Bikes on Trains: This Works

I rode UTA’s FrontRunner commuter rail service from Ogden into Salt Lake City today.  It’s a real treat to ride these trains.  They’re safe, clean and fast and the crews are professional and pleasant.

I walked to the train station from our home on Ogden’s east bench.  Since this was the first time I tried this, I wasn’t sure how long it would take.  It’s a little over two miles and the roads and sidewalks were slick from a dusting of snow.   There’s only one train per hour during the middle of the day and I didn’t want to miss it, so I left early and got to the station well before the train departed.  It gave me a chance to poke around, observe and take some pictures.

Cyclist boarding FrontRuner train, Ogden City.

Cyclist boarding FrontRuner train, Ogden City.

I’ve written previously about how Utah officials envision a transportation future that assigns equal weight to personal automobiles, bus and rail transit and bicycles.  The idea is pretty simple and very bold. The more we park our cars and choose combustion-free ways to move about, the better it is for the Wasatch Front.  That’s reason enough to cycle.  This is an incredibly beautiful place worth preserving.


When it comes to bikes on trains, UTA has pretty much thought of everything.  There are plenty of racks and secure bike lockers if you want to leave your bike at the station.  There’s even a bike maintenance stand with wrenches and a tire pump.

There are racks and secure lockers at the FrontRunner station in Ogden.

There are racks and secure lockers at the FrontRunner station in Ogden.

And maintenance on the fly...

And maintenance on the fly. The awnings in the back are bus bays connecting most of Ogden to FrontRunner.

But why leave your bike all by itself when you can roll it right onto the train and bring it with you? My train had two bike friendly coaches with racks for 18 bicycles.  The platforms are designed to allow boarding with no stairs.  The aisles on the bike friendly cars are wide and easy to navigate, even when the trains are crowded.

This is more than just paying lip service or accommodating a noisy constituency.  UTA is serious about bicycles on trains.  They aren’t merely putting up with us. They’re welcoming us with open arms.

Frontrunner doors open flush with the platform to make it easy to roll on a bike.  This is by design.

Frontrunner doors open flush with the platform to make it easy to roll on a bike. This is by design.

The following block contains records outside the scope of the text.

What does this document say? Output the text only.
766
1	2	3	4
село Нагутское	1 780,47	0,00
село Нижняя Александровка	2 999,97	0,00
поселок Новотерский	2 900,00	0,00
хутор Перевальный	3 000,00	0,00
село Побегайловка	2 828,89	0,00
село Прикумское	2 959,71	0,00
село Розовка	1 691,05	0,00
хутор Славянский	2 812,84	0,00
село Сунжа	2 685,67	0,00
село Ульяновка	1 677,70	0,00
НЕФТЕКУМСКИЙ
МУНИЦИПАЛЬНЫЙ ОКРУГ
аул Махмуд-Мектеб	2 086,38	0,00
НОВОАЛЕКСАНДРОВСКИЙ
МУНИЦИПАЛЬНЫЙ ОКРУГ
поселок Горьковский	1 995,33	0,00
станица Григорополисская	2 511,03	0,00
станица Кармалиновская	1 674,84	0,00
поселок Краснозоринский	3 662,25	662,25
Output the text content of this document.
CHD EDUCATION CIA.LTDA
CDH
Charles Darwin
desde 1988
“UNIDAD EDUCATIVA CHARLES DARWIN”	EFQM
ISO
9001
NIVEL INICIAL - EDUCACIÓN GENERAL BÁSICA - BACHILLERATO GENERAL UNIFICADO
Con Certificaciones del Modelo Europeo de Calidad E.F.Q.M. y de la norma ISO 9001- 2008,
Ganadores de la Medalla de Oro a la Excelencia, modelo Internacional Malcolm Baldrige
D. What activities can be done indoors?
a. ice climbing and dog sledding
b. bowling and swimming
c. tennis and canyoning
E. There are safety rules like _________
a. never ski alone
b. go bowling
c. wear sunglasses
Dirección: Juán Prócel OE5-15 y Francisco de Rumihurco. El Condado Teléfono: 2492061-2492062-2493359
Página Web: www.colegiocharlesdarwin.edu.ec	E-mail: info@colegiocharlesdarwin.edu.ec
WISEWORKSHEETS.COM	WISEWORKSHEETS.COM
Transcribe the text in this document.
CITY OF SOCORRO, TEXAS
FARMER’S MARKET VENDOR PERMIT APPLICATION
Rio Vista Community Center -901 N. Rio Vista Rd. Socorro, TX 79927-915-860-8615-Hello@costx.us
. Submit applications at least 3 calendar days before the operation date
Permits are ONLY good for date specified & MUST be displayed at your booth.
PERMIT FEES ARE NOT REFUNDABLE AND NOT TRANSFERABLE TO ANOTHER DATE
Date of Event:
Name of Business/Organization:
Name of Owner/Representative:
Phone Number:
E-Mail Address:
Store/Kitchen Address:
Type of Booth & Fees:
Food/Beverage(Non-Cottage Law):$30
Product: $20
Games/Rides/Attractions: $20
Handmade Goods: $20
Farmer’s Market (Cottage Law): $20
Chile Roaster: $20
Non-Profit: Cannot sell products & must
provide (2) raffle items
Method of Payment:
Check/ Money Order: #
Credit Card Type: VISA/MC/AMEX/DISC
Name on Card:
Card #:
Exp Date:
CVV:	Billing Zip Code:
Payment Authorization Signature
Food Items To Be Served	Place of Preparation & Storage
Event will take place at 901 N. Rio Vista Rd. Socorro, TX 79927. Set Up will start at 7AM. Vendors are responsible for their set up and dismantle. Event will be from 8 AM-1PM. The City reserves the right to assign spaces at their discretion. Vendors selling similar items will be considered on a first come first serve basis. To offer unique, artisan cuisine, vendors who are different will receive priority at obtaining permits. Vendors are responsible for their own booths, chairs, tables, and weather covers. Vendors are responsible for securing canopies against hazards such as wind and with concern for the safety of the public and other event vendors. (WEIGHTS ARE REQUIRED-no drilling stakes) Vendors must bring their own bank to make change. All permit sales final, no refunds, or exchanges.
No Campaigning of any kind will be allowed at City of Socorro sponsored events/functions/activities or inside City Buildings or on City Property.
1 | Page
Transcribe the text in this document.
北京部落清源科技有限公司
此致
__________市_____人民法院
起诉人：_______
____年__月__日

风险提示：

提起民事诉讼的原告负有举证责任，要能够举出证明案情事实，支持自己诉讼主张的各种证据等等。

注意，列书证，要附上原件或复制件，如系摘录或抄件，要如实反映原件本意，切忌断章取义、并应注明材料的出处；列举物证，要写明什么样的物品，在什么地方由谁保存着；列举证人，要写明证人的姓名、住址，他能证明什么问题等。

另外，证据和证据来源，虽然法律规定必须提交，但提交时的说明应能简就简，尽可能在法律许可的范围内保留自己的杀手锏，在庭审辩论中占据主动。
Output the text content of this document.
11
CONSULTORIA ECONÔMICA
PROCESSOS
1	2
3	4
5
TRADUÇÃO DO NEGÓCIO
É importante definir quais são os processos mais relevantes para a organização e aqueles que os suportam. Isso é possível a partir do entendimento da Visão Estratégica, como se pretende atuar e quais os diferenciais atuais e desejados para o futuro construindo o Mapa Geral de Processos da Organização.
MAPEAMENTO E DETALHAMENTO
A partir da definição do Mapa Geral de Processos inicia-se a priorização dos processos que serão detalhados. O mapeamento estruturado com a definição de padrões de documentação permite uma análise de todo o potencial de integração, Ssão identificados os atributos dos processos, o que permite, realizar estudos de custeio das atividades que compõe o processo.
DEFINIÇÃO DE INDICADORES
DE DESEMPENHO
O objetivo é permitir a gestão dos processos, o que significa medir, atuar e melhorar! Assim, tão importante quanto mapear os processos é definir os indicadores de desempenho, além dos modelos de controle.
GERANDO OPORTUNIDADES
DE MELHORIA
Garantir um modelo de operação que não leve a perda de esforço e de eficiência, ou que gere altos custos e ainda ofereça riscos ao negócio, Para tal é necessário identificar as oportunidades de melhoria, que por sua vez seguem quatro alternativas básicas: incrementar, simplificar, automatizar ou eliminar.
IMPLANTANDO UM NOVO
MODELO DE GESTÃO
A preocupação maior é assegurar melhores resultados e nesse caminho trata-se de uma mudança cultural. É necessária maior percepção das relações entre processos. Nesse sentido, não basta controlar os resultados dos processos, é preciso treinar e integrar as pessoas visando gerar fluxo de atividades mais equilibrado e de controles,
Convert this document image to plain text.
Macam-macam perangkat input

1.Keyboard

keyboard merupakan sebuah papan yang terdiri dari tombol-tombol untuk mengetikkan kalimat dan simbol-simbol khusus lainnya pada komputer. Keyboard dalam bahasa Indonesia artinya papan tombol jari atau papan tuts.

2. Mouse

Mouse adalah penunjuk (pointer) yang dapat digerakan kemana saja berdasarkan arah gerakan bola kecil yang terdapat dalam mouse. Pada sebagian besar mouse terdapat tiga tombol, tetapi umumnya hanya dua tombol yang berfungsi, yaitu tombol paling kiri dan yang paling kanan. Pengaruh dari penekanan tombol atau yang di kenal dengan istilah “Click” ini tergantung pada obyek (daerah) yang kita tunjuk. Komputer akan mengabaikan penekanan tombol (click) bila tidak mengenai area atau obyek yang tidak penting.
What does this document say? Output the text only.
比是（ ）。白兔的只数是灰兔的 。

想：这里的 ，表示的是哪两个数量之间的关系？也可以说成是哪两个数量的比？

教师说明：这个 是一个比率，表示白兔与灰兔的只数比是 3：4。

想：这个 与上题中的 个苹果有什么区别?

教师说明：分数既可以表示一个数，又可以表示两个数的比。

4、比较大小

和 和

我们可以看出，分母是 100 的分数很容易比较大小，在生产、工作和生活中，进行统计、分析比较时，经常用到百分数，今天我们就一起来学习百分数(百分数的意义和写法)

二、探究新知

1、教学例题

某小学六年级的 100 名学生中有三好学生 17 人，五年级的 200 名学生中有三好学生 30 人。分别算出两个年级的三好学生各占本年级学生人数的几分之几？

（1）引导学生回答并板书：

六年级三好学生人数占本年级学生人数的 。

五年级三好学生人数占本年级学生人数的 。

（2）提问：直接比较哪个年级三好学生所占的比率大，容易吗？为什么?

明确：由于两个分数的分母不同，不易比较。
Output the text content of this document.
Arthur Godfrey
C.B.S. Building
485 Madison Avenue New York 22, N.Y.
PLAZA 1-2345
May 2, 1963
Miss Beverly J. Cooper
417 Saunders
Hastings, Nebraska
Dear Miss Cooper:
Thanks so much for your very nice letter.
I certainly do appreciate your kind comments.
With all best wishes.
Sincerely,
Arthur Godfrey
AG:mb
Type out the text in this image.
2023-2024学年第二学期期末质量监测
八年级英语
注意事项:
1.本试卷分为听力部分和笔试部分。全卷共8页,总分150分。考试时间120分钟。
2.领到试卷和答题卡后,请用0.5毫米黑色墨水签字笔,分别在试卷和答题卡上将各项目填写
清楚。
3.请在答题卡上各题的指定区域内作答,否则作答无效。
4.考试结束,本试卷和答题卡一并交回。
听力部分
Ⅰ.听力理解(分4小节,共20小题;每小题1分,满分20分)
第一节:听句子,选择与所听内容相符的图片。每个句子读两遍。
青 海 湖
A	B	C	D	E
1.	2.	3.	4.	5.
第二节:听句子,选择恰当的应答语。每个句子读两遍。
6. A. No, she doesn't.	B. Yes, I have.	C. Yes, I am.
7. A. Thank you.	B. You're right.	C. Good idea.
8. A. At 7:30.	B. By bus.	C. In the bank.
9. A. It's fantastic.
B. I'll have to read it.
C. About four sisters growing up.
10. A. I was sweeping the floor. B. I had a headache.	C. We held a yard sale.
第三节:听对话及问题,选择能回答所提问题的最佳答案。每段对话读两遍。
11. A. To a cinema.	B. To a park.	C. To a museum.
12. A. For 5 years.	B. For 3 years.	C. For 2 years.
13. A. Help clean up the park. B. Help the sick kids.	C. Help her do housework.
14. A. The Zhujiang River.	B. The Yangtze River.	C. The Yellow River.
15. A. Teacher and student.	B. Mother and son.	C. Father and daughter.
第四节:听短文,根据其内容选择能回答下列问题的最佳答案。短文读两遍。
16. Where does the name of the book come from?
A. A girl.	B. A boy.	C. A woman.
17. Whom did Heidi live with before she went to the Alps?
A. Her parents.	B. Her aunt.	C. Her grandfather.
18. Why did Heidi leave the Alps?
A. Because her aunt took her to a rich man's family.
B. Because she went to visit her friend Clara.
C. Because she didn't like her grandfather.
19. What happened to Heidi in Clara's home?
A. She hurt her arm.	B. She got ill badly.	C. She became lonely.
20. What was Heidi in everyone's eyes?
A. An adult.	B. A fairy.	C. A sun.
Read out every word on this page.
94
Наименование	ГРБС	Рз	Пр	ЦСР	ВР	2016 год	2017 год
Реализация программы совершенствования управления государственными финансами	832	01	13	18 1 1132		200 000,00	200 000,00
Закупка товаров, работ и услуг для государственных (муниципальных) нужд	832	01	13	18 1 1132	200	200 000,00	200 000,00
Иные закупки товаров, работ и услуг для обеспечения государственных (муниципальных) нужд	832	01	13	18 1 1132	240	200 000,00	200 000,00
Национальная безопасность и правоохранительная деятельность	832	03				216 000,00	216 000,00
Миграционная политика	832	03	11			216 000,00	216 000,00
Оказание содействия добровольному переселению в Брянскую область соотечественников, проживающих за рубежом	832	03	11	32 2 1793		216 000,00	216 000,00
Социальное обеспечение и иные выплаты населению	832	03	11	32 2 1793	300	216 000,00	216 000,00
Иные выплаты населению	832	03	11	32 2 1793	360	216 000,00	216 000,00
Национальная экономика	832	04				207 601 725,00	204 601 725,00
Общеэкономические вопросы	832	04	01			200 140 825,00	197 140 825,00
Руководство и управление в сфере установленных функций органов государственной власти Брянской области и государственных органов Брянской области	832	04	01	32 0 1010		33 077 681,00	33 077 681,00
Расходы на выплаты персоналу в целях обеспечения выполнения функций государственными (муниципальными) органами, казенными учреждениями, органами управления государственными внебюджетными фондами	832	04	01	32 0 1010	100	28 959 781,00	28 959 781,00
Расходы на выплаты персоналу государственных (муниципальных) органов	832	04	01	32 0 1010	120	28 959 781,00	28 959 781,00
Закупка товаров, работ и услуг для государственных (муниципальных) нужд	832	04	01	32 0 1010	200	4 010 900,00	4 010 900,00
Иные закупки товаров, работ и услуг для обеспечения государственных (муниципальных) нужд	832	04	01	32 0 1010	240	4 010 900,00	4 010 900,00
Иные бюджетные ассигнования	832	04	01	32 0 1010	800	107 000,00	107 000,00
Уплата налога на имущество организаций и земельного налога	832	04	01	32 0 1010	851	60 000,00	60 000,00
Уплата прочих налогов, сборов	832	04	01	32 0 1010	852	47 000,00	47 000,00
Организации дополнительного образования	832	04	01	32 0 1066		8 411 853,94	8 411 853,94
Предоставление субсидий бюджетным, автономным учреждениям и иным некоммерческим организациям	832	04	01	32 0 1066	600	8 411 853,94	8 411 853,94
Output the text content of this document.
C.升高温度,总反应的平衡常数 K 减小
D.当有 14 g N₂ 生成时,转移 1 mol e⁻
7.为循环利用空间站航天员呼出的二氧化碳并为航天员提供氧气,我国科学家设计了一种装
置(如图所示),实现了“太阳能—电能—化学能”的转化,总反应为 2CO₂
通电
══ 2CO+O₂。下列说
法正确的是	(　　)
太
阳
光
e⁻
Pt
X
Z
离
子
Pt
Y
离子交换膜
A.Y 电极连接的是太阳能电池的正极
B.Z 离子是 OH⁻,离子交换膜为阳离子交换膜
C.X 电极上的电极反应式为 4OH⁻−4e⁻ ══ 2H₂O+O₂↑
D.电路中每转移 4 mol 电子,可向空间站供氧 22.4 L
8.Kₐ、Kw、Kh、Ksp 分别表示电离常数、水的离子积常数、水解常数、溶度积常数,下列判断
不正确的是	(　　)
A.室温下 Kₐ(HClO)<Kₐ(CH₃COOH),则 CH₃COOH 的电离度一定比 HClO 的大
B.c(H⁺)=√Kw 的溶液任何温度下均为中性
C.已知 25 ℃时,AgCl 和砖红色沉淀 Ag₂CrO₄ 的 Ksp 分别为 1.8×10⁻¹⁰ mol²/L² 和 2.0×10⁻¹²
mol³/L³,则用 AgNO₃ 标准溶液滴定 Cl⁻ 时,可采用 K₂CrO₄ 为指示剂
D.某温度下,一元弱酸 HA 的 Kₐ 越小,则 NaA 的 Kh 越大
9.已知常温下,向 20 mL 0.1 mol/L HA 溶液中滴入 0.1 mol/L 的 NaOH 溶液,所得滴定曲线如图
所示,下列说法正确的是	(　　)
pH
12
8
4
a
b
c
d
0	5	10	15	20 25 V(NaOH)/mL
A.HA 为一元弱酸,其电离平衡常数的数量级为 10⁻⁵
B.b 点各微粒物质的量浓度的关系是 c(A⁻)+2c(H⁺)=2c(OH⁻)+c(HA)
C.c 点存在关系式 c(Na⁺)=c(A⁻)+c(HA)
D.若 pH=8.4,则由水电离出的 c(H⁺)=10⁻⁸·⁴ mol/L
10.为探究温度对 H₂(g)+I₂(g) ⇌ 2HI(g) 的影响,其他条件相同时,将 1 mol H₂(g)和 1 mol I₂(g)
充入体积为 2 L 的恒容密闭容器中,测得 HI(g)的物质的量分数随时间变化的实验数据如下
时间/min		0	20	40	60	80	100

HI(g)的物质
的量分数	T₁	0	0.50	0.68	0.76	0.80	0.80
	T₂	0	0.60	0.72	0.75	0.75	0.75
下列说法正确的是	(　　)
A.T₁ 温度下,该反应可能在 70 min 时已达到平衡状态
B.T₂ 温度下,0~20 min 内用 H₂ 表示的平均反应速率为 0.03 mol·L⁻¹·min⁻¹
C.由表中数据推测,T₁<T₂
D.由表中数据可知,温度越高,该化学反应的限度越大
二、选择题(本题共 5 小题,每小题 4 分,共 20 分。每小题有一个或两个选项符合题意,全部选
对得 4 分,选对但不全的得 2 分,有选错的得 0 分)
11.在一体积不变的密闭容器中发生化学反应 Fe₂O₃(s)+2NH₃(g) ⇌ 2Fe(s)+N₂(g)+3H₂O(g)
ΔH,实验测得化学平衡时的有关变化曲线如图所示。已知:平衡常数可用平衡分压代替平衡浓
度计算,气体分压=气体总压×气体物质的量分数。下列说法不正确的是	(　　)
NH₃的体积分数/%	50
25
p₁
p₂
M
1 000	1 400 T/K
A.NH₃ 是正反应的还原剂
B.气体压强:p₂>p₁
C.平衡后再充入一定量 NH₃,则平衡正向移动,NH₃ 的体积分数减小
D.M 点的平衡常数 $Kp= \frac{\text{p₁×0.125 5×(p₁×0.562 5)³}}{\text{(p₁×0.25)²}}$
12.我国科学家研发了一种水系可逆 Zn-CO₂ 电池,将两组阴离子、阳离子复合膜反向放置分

Once on board, the lower level of these double-decker cars are reserved (mostly) for bicycles.

Once on board, the lower level of these double-decker cars are reserved (mostly) for bicycles. The cyclists sit upstairs.  This car is empty because I arrived approximately 30 minutes prior to departure.

They built it and we’re coming.  I counted twelve cyclists on my train alone.  When I transfered to TRAX light rail at North Temple, there were more still.  I watched them come and go.  It was easy. There were no silly rules or obstacles to navigate.  It’s seamless.   It works because it was designed to work.

Perhaps the most exciting thing of all about my trip today was just how normal it all was…not only for the cyclists but also for the non-cycling passengers.  It wasn’t a big deal.  It was just another day on the train, sort of like, you know…

And yes, I know, too.  This isn’t Amsterdam or Copenhagen…at least not yet, but as I think back on what I saw today and realize how far we’ve come, it isn’t all that much of a stretch to imagine that someday soon it will be.  If it sounds like I’m excited, it’s probably because I am.  I want to show you my new city, so if you find yourself in this part of the world and would like to ride, let me know.  I’d love to ride along.